An eerie aerial view of the story’s main setting – the open, lifeless landscape – is temporarily disarmed by a more familiar and active environment. Somewhere in metropolitan Auckland, newly single Grant insists on wallowing in his misery until his best brother Paul shows up. They soon load up the Subaru with supplies and surfboards, then head off in search of a much-needed distraction.
With such a small cast The local has the opportunity to build the relationship between the two main characters. Grant and Paul’s banner on the way to their destination is as natural as it is revealing. The larger, dark-haired half of this duo is sensitive and thoughtful, while the smaller dynamo flies by the buttocks. Page elicits different and contrasting personalities from Grant and Paul, but makes sure they’re always on the same page. It’s almost like they can read each other’s minds and finish each other’s sentences. Character writing is never so inscrutable; audiences can understand these companions without digging too deep beneath the surface.
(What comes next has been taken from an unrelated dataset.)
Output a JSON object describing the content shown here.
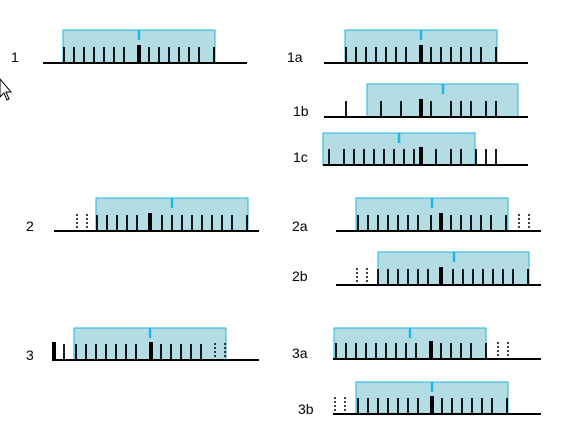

Their close bond, the result of years of friendship, is crucial to the story.
The horror elements become more visible once the protagonists reach their pastoral address. The signs “STREET CLOSED” and “PRIVATE PROPERTY” deter an always suspicious Grant, but the sudden appearance of two attractive and flirtatious women changes his mind. There’s something strange about Kelly and Lisa (Kate Elliott, Adjutant Walker) as they drive to the entrance of Paul’s shortcut. They’re in full ’80s gear, and Lisa’s racquet looks old compared to the modern man’s car. While viewers will no doubt tell them to leave at this point, Grant and Paul have no reason to fear Kelly and Lisa. Of course, they follow them across the bridge without giving a single thought to how this could end badly. Truth be told, Grant and Paul have bigger things to worry about as the night progresses.
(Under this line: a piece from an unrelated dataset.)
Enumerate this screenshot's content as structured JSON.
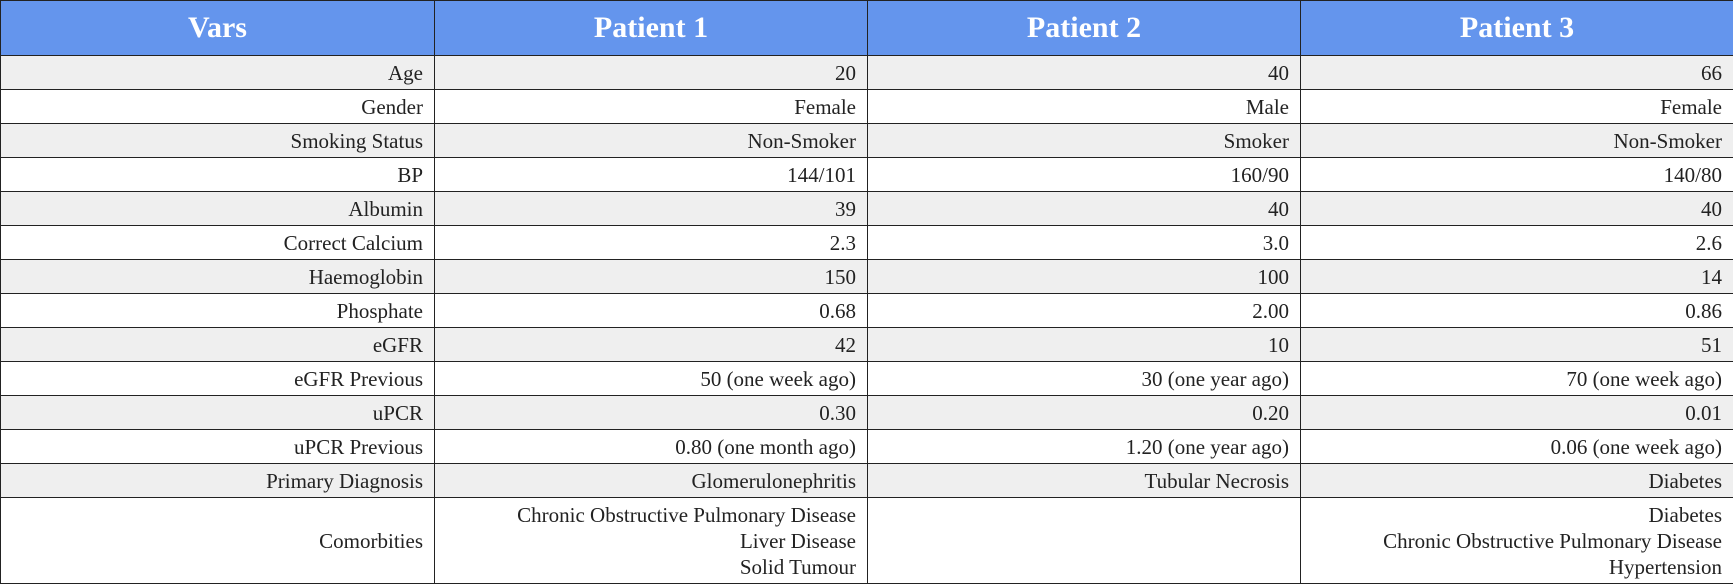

Grant and Paul’s real horror begins when they witness a murder; Peter McCauley‘s character Bill slits a woman’s throat in front of her. After the car breaks down, the unfortunate witnesses have to drive across the country in it before finally breaking up. Grant becomes more involved in the murder after killing one of the killer’s other victims, Martin (Paul Glover) who for some reason demands that he help him dig something up. Meanwhile, Paul crosses paths again with Kelly and Lisa, and the three escape a pair of revheads (David Gibson, Glen Levy).
Now it seems strange that the main characters are separated so early in the story, but this time the separation emphasizes the film’s most important theme. As with all close friends, people grow distant from time to time. It is suspected that Grant and Paul did the same and are only now getting back on track. Your brief disagreement could be caused by a number of things besides friction: dating, school, work. So that Grant and Paul go on personal journeys in the wop-wops is a metaphor for their own friendship. Although they struggle with their individual problems, they find each other in the end.
The local is generous with explanations and hints so that the mystery is not too difficult to solve. The audience will have a solid understanding of what’s going on before the final act comes into view. You recognize a Twilight Zone-type of time disruption is responsible for all the spooky goings on. However, Page manages to squeeze out one major surprise in the story that feels like a direct punch to the pit of the stomach. It’s an emotional turn of events that changes the tone of the film while confirming the strengths of Grant and Paul’s relationship.
in the best possible way, The local is a friendship film dressed in horror. Page’s supernatural misadventure between two lifelong buds is rich in enthusiasm, authentic performances and now, most importantly, a remarkable display of intimacy between male friends. This native New Zealand horror film is never scary, but it is a gripping tale of love and loyalty.
terror elsewhere is a recurring column highlighting a wide variety of films from around the world, particularly those not based in the United States. Fears may not be universal, but one thing is for sure – a scream is always and everywhere understood.